Waduh parah… mau ditaruh dimana muka An-Nisa’ akhwat? Jauh-jauh datang dari
kota cuma untuk nagih hutang? Tunggu-tunggu, ini namanya problem baru, akhwat.
Bank keliling nagih hutang? An-Nisa’ mencium bau-bau riba, nih. Gimana Enggak
sistemnya nggak ada bedanya dengan aliran yang dianut para rentenir.

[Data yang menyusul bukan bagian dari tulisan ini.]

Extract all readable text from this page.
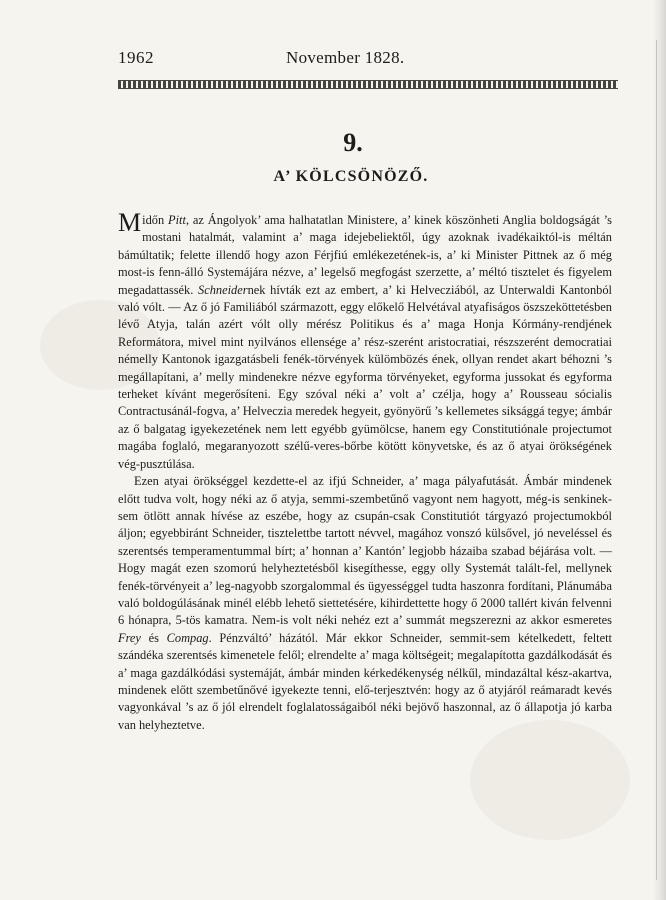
1962	November 1828.
9.
A’ KÖLCSÖNÖZŐ.

Midőn Pitt, az Ángolyok’ ama halhatatlan Ministere, a’ kinek köszönheti Anglia boldogságát ’s mostani hatalmát, valamint a’ maga idejebeliektől, úgy azoknak ivadékaiktól-is méltán bámúltatik; felette illendő hogy azon Férjfiú emlékezetének-is, a’ ki Minister Pittnek az ő még most-is fenn-álló Systemájára nézve, a’ legelső megfogást szerzette, a’ méltó tisztelet és figyelem megadattassék. Schneidernek hívták ezt az embert, a’ ki Helvecziából, az Unterwaldi Kantonból való vólt. — Az ő jó Familiából származott, eggy előkelő Helvétával atyafiságos öszszeköttetésben lévő Atyja, talán azért vólt olly mérész Politikus és a’ maga Honja Kórmány-rendjének Reformátora, mivel mint nyilvános ellensége a’ rész-szerént aristocratiai, részszerént democratiai némelly Kantonok igazgatásbeli fenék-törvények külömbözés ének, ollyan rendet akart béhozni ’s megállapítani, a’ melly mindenekre nézve egyforma törvényeket, egyforma jussokat és egyforma terheket kívánt megerősíteni. Egy szóval néki a’ volt a’ czélja, hogy a’ Rousseau sócialis Contractusánál-fogva, a’ Helveczia meredek hegyeit, gyönyörű ’s kellemetes siksággá tegye; ámbár az ő balgatag igyekezetének nem lett egyébb gyümölcse, hanem egy Constitutiónale projectumot magába foglaló, megaranyozott szélű-veres-bőrbe kötött könyvetske, és az ő atyai örökségének vég-pusztúlása.

Ezen atyai örökséggel kezdette-el az ifjú Schneider, a’ maga pályafutását. Ámbár mindenek előtt tudva volt, hogy néki az ő atyja, semmi-szembetűnő vagyont nem hagyott, még-is senkinek-sem ötlött annak hívése az eszébe, hogy az csupán-csak Constitutiót tárgyazó projectumokból áljon; egyebbiránt Schneider, tisztelettbe tartott névvel, magához vonszó külsővel, jó neveléssel és szerentsés temperamentummal bírt; a’ honnan a’ Kantón’ legjobb házaiba szabad béjárása volt. — Hogy magát ezen szomorú helyheztetésből kisegíthesse, eggy olly Systemát talált-fel, mellynek fenék-törvényeit a’ leg-nagyobb szorgalommal és ügyességgel tudta haszonra fordítani, Plánumába való boldogúlásának minél elébb lehető siettetésére, kihirdettette hogy ő 2000 tallért kiván felvenni 6 hónapra, 5-tös kamatra. Nem-is volt néki nehéz ezt a’ summát megszerezni az akkor esmeretes Frey és Compag. Pénzváltó’ házától. Már ekkor Schneider, semmit-sem kételkedett, feltett szándéka szerentsés kimenetele felől; elrendelte a’ maga költségeit; megalapította gazdálkodását és a’ maga gazdálkódási systemáját, ámbár minden kérkedékenység nélkűl, mindazáltal kész-akartva, mindenek előtt szembetűnővé igyekezte tenni, elő-terjesztvén: hogy az ő atyjáról reámaradt kevés vagyonkával ’s az ő jól elrendelt foglalatosságaiból néki bejövő haszonnal, az ő állapotja jó karba van helyheztetve.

Meminjamkan uang pada orang yang membutuhkan dengan bunga tinggi yang menjerat
leher dan kantong peminjamnya.
Problem yang terbaca
selanjutnya adalah di bidang Pendidikan dan Agama. Kami melihat rasa
keprihatinan yang mendalam dari hasil wawancara dengan Ibu kepala Dusun tentang
keadaan lembaga Pendidikan di sana utamanya pendidikan keagamaan. Di Instansi
Pendidikan agama, TPQ misalnya, dapat terpetakan menjadi beberapa problem,
Pertama, minimnya bisyaroh guru akibat
dari kurang kepedulian para orangtua pada pendidikan agama anak-anaknya, selain
itu masalah tersebut dipicu oleh keadaan perekonomian mereka yang bertaraf
menengah ke bawah. Ya, meski dalam kitab Hidayatur Rohman Limakanil Qur’an
karangan Almukarrom Abu Muhammad Ahmad Ramli Abdil Majid As-Syafi’i
Al-Quraisy Al-Maliki halaman 12 yang menuliskan hadits Rosulullah SAW dari
Abdur Rohman Bin Sibli yakni : “إقرءوا القرآن ولا تغلوا فيه ولا تجفوا عنه ولا تاكلوا به (رواه الطبراني)”

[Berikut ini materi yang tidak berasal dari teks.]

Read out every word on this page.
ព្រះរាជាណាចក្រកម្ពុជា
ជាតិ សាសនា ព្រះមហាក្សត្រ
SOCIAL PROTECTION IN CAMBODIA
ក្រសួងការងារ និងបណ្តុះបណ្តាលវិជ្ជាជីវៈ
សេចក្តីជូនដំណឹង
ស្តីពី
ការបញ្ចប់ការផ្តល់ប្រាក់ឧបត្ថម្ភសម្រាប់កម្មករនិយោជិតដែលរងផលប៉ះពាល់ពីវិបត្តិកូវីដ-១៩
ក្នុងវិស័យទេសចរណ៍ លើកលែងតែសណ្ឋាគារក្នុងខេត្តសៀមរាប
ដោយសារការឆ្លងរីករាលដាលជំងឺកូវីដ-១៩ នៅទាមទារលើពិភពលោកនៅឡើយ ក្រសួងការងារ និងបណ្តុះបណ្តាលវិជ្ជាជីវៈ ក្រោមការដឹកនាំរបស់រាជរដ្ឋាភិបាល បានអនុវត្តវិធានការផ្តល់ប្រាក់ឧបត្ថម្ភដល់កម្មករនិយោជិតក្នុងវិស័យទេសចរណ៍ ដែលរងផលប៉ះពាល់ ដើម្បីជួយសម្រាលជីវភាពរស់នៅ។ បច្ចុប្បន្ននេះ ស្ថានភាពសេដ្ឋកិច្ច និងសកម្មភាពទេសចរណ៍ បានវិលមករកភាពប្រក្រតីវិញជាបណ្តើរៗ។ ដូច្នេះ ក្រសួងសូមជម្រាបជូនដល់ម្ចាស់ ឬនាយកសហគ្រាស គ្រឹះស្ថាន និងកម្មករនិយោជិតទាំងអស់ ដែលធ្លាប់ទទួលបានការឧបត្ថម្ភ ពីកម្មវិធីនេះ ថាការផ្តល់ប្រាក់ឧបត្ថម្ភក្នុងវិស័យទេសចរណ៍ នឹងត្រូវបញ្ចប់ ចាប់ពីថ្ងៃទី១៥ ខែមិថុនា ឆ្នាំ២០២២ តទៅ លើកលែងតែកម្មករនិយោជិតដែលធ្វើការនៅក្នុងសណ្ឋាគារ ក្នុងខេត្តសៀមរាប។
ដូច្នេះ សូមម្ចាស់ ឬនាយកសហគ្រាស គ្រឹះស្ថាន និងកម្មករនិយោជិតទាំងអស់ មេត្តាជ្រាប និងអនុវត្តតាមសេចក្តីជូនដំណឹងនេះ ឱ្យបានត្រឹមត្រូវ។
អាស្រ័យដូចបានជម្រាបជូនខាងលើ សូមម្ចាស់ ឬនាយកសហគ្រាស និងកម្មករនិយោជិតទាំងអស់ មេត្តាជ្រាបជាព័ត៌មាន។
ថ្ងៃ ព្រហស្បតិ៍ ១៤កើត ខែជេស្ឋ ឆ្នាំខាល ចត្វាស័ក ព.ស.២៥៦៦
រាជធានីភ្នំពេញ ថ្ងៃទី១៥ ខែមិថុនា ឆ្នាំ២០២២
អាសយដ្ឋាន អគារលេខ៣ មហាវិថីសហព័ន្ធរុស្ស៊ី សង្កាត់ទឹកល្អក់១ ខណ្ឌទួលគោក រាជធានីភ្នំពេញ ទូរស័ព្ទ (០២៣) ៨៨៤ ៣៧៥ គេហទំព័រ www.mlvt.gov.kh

“Bacalah Al-Qur’an Dan jangan Engkau melebihi batas (menambahi)
ke dalamanya dan berpaling darinya (Al-Qur’an) serta janganlah engkau mencari
makan dengannya (Al-Qur’an) HR. At-Tabrani.”

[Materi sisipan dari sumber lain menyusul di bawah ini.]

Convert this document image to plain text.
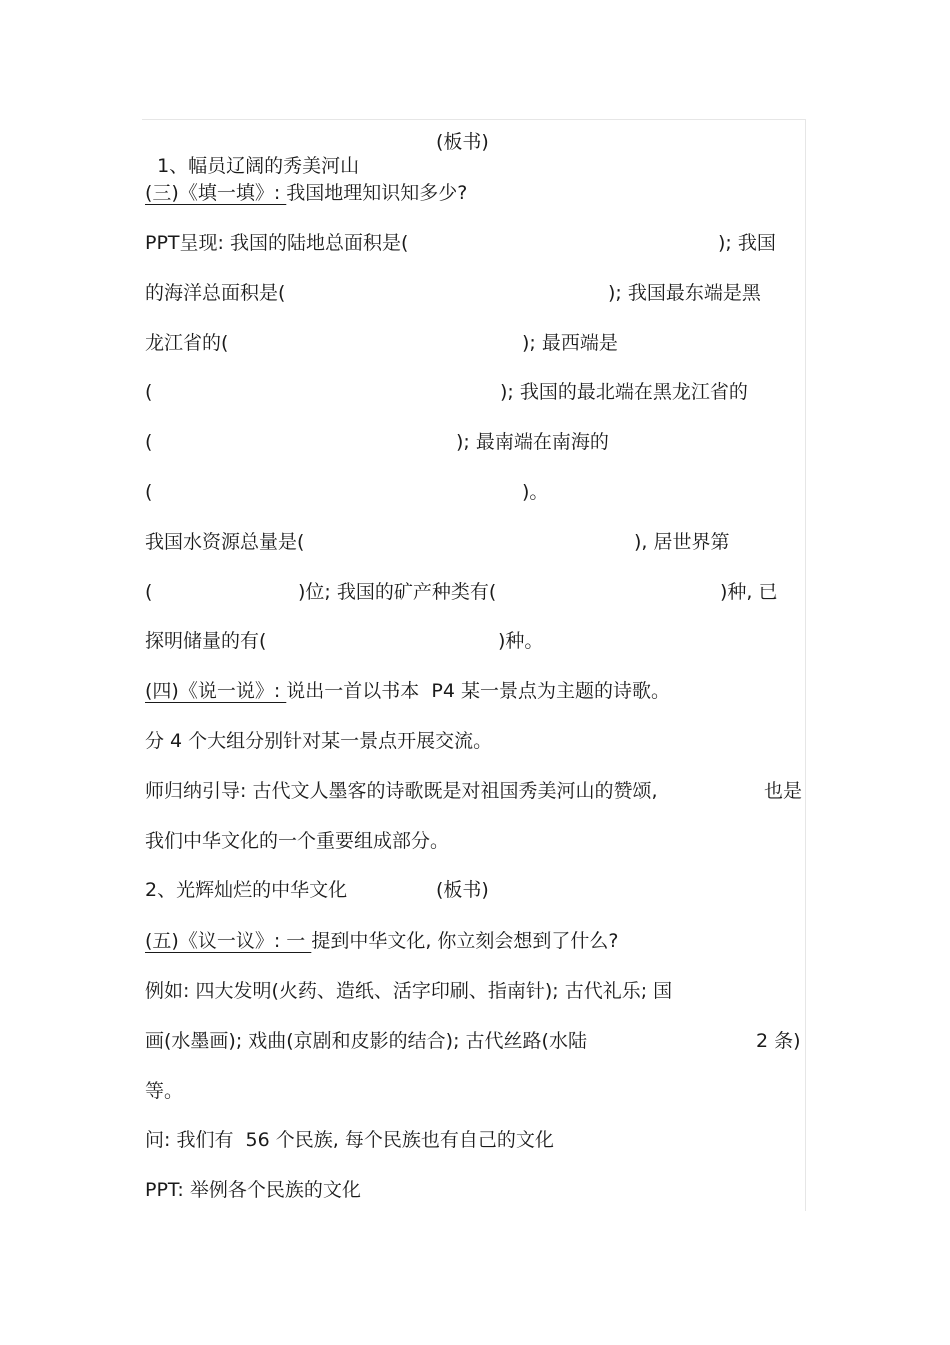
1、幅员辽阔的秀美河山

(板书)
(三)《填一填》: 我国地理知识知多少?
PPT呈现: 我国的陆地总面积是(	); 我国
的海洋总面积是(	); 我国最东端是黑
龙江省的(	); 最西端是
(	); 我国的最北端在黑龙江省的
(	); 最南端在南海的
(	)。
我国水资源总量是(	), 居世界第
(	)位; 我国的矿产种类有(	)种, 已
探明储量的有(	)种。
(四)《说一说》: 说出一首以书本  P4 某一景点为主题的诗歌。
分 4 个大组分别针对某一景点开展交流。
师归纳引导: 古代文人墨客的诗歌既是对祖国秀美河山的赞颂,	也是
我们中华文化的一个重要组成部分。
2、光辉灿烂的中华文化	(板书)
(五)《议一议》: 一 提到中华文化, 你立刻会想到了什么?
例如: 四大发明(火药、造纸、活字印刷、指南针); 古代礼乐; 国
画(水墨画); 戏曲(京剧和皮影的结合); 古代丝路(水陆	2 条)
等。
问: 我们有  56 个民族, 每个民族也有自己的文化
PPT: 举例各个民族的文化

Nah, loh kalau begini mati kutu nih, para guru ngaji. Tapi jangan lupa
sama nadham dalam kitab ta’limul muta’alim tentang enam sesuatu yang harus
dipenuhi seorang murid dalam menuntut ilmu yakni, Cerdas, ada biaya, Sabar,
Tamak akan ilmu, ada guru, dan waktunya harus lama. Masalah biaya menjadi
sesuatu yang lebih penting dari unsur menuntut ilmu yang lain. Dalam proses
pendidikan juga butuh biaya pemenuhan sarana dan prasarana belajar mengajar
misalnya, untuk membeli kapur tulis, penghapus atau buku panduan belajar tajwid
dan kopi pelepas penat untuk Sang ustadz atau Ustadzah. Bukankah Mereka juga
manusia, iya to?
Problem kedua dan sekaligus menjadi pemicu problem ketiga
adalah minimnya tenaga pengajar Ahli yang faham betul dengan dunia pendidikan
dan psikologi anak didik. Guru cenderung memaksakan kehendak dengan mengedepankan
emosi ketika kedapatan proses KBM dihambat oleh ulah anak-anak didik mereka
yang usil. Akibatnya anak didik yang tak termotivasi oleh iming-iming masa
depan cemerlang, sitem serta proses belajar mengajar yang menarik dan
menyenangkan satu persatu kabur meninggalkan Instansi Pendidikan terkait.
Mereka lebih memilih bermain dengan alam yang lebih ramah atau menjadi pekerja
serabutan yang resikonya berat untuk ukuran anak seusia mereka.
PEKAN
PERTAMA, TAHAP APPROACH DAN PEMAHAMAN KARAKTER (30 Juni – 11 Juli 2011)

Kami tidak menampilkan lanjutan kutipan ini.